The typical North American Diet results in widespread deficiency of essential fatty acids as well as an imbalance of omega-3's relative to omega-6's. Health Canada recommends a ratio of omega-3 to omega-6 of between 1 to 4 or 1 to 7, versus the usual diet with its ratio of 1 to 20 to 1 to 60.
Omega-3 fatty acids are also found in marine life such as fish, seal and whale as well as flaxseed. Omega-6 fatty acids are found in evening primrose, borage, black currant, sunflower and safflower oils. Most health experts suggest daily supplementation with one or more omega-3 sources.
Researcher Udo Erasmus, author of Fats That Heal, Fats That Kill , prefers flaxseed oil for omega-3's. However, he believes that people can overdose on flaxseed oil and that maintaining a proper balance of omega-3 to omega-6 is important. So if you think you are taking too much flaxseed oil, you could balance it with another source of omega-6 oils. You may want to experiment with other brands of oil of evening primrose including those derived from borage or black currant.
Meanwhile, there are several herbs that you can use that will successfully relieve menopausal symptoms. Black cohosh extract has been studied for over forty years in Europe and has been shown to eliminate all the symptoms of menopause including hot flashes. Dong Quai is well known in China as the foremost female tonic. It has the effect of balancing the estrogen in the body. Take two capsules two or three times a day with meals or ten drops of the tincture in one-quarter cup of water three times a day. Panax Ginseng, another Chinese herb, will increase energy levels and metabolic rate, stimulate the immune system, and help normalize body functions. It goes well with vitamin-E. It works well for hot flashes, as well as stress, and mental and physical fatigue. However, it should not be used if you feel high strung or jittery, have insomnia or high blood pressure. The dose for ginseng is the same as for dong quai.

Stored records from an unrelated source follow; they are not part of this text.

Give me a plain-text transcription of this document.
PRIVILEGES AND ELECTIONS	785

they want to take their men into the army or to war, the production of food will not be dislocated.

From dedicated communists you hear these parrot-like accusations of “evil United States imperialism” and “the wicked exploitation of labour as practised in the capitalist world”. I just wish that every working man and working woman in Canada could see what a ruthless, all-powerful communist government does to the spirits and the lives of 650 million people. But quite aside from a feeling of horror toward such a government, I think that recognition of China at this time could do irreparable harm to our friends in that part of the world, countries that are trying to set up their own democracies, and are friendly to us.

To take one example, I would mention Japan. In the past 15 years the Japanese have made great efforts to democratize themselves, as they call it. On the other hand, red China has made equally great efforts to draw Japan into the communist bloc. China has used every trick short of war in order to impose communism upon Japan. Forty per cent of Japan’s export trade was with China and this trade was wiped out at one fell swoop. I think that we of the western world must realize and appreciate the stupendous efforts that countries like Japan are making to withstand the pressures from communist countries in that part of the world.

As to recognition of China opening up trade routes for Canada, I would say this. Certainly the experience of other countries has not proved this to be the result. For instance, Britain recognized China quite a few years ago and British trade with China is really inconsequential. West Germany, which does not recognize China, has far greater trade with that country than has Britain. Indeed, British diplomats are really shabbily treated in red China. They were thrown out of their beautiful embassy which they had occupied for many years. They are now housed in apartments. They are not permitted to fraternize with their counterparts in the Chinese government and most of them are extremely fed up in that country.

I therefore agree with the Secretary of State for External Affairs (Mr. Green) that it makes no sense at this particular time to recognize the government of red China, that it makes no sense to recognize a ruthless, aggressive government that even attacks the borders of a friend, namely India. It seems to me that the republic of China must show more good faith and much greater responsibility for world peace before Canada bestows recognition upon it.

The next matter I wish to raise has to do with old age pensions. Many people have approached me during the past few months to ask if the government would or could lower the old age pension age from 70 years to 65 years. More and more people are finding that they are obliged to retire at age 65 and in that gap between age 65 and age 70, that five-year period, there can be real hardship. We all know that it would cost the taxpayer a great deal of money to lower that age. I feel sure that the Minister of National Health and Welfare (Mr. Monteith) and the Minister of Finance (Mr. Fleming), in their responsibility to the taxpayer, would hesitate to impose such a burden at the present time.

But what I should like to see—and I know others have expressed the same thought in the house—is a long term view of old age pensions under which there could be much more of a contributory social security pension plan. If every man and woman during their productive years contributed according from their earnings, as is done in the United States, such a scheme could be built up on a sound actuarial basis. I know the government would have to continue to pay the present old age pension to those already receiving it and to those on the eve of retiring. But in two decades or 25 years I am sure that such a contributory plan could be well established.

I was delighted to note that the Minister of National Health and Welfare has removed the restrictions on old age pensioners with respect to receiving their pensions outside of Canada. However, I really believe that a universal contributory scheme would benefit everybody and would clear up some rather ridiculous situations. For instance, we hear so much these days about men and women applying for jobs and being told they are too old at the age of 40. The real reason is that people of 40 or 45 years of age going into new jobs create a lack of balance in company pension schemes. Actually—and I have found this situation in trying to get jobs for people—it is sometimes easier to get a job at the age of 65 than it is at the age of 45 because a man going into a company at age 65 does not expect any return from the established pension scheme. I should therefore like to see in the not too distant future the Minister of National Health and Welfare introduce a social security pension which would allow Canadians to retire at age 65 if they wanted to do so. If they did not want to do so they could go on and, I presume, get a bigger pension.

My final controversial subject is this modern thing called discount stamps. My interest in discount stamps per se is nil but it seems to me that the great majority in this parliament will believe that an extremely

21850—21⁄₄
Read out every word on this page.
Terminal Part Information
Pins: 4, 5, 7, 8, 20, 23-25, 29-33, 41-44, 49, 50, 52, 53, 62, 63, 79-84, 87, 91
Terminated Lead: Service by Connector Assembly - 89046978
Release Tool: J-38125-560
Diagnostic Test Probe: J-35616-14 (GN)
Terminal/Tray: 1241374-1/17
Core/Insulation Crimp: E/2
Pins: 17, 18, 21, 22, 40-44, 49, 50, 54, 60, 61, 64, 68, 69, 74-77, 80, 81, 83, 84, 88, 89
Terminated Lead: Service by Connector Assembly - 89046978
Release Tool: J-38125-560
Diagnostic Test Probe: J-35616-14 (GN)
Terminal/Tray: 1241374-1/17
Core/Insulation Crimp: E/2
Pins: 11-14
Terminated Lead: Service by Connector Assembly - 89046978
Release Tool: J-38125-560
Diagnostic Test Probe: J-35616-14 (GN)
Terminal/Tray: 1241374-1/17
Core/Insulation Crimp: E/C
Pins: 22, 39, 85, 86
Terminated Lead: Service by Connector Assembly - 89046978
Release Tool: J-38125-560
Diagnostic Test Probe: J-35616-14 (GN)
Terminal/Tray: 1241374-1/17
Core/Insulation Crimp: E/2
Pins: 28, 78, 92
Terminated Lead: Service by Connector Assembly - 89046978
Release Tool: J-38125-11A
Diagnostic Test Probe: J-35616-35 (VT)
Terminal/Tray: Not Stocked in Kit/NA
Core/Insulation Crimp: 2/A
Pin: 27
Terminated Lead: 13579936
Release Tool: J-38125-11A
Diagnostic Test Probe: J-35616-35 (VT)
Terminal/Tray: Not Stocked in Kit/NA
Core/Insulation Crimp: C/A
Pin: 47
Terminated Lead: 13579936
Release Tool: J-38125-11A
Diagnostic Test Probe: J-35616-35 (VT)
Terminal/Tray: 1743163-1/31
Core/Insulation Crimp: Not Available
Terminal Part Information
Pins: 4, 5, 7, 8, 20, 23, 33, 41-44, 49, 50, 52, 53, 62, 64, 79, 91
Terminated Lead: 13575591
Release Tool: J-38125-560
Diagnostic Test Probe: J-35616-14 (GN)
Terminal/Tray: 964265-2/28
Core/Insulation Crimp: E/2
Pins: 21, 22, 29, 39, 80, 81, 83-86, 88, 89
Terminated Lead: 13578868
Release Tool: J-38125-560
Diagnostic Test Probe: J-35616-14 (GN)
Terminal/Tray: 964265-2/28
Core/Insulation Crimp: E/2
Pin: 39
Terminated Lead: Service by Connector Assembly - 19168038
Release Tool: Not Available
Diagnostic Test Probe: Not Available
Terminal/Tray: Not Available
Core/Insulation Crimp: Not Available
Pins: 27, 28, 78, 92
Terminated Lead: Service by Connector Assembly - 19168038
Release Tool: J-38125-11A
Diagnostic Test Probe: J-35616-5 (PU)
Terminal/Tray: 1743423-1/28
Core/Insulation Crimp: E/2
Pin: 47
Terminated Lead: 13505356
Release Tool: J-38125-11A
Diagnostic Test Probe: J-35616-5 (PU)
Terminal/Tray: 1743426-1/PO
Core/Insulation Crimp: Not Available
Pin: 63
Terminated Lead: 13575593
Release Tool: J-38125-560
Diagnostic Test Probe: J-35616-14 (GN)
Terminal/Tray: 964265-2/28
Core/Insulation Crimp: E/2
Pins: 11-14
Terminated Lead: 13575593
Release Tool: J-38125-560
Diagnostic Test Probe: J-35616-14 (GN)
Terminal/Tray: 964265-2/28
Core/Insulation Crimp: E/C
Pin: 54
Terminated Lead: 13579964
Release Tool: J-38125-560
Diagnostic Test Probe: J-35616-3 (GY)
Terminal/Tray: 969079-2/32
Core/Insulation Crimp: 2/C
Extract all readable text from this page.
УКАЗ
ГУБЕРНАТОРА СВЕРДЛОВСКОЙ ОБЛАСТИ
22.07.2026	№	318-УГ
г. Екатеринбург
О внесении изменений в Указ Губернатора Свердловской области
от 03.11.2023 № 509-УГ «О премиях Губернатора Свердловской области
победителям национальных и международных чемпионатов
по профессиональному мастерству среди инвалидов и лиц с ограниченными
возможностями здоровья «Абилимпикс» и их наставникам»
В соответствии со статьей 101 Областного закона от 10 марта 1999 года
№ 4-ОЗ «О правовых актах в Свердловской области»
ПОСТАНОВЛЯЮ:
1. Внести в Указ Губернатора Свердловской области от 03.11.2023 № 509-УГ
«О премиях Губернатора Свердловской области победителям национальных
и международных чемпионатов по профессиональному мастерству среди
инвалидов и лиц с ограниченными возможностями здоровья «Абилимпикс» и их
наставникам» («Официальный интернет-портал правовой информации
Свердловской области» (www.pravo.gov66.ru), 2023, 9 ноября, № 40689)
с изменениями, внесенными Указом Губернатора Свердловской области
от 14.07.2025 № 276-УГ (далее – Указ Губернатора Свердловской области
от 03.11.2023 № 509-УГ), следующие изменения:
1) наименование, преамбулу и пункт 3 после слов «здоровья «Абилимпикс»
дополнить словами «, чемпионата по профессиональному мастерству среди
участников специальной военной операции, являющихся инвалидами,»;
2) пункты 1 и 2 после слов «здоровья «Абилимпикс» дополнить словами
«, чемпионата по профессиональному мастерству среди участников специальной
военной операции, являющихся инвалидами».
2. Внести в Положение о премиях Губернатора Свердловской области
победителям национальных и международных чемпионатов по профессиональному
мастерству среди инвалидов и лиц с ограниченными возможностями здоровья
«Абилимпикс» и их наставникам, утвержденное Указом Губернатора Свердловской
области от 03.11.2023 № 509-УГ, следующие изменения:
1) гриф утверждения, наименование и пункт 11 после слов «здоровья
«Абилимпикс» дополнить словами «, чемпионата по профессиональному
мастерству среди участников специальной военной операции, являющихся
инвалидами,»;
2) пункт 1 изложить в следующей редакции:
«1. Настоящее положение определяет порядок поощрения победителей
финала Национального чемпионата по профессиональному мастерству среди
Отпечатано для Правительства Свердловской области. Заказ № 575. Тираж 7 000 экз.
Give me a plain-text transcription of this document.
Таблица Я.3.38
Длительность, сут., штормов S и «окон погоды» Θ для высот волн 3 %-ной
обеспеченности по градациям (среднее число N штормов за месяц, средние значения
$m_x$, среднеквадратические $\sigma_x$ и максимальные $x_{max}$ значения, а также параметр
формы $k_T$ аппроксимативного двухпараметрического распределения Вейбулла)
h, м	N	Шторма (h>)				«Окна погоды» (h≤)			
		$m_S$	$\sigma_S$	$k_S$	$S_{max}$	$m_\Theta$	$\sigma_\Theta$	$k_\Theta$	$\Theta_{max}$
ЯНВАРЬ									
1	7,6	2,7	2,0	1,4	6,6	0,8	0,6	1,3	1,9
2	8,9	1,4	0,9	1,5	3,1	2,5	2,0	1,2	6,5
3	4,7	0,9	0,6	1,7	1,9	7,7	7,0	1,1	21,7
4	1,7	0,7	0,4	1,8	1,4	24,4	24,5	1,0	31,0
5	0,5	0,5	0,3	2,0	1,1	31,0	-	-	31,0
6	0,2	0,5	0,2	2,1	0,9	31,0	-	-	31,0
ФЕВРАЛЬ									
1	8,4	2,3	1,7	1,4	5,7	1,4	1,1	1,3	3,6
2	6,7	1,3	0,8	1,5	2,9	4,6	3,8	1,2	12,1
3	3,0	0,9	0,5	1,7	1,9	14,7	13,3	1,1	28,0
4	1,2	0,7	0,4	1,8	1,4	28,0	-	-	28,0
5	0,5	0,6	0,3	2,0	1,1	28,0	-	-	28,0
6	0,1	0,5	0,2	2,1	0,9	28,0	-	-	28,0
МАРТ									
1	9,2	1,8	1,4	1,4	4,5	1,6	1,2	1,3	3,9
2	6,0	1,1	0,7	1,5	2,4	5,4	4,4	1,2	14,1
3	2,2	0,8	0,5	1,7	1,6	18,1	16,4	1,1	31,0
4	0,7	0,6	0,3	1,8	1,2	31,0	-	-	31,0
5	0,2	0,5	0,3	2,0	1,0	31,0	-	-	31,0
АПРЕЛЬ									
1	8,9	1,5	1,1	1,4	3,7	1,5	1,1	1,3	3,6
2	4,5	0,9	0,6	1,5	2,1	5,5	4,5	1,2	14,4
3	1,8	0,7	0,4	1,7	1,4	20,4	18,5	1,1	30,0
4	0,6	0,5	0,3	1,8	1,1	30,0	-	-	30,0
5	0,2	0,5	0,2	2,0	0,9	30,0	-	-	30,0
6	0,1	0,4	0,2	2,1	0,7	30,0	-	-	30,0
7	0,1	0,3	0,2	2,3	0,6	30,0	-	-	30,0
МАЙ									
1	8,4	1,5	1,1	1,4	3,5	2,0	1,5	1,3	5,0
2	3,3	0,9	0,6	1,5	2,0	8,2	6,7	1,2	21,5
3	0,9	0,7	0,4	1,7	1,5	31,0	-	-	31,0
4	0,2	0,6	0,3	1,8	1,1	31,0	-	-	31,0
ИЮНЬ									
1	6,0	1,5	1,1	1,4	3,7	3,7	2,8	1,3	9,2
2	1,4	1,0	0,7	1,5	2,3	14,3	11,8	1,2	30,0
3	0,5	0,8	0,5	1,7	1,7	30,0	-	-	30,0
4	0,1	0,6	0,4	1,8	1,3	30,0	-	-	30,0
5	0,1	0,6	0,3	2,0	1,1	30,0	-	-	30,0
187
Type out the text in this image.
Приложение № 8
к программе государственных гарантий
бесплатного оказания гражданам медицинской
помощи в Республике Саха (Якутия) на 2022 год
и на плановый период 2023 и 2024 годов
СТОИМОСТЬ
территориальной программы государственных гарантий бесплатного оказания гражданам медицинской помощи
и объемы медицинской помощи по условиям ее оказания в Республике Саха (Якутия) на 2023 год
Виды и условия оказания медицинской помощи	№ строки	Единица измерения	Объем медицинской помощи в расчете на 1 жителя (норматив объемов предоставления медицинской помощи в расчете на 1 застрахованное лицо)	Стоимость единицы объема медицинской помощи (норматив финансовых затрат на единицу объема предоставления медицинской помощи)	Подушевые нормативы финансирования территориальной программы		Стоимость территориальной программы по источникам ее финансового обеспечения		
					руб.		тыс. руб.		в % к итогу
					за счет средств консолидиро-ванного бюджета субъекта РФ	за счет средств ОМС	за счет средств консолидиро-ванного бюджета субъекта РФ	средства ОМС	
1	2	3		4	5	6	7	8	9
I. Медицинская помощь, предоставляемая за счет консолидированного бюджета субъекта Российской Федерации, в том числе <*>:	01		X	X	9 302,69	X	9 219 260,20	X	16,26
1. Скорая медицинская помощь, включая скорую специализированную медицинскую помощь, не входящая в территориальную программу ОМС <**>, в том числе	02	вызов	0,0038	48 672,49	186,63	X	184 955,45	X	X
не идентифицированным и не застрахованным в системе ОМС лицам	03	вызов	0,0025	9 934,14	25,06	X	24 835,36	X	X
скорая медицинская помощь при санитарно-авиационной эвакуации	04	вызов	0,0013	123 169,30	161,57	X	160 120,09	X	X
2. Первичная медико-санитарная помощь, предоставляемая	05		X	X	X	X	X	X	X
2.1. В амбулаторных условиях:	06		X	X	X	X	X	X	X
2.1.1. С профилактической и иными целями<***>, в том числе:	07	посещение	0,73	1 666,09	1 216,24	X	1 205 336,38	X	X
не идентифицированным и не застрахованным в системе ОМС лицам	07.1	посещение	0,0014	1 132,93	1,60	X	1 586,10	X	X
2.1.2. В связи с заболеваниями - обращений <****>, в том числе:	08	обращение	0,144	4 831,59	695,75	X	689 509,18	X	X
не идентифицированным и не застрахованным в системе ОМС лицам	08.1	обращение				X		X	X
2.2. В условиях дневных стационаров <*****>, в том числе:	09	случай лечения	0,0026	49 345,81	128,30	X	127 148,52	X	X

Herbalist Susun Weed in her book Menopausal Years (Ashtree, 1992) suggests taking dong quai for four weeks, followed by ginseng for two weeks and repeating this cycle for two years or as long as necessary.
VITAMIN-E enhances the effect of estrogen in the body. It usually doesn't cause palpitations. Experiment with different brands and perhaps make sure you take it after meals, when it is better absorbed. Start with 400IUs (international units) daily. You can increase up to 1,600IUs a day, if necessary. Don't use vitamin-E in high doses if you have high blood pressure, or if you are on drugs that decrease blood clotting.
Bee Pollen is another useful and safe food supplement. Start with two capsules or chewable tablets a day. Work up to as many as 12 or more until the hot flashes stop. Take it throughout the day, whenever it suits you. Test first to make sure you aren't allergic to bee pollen.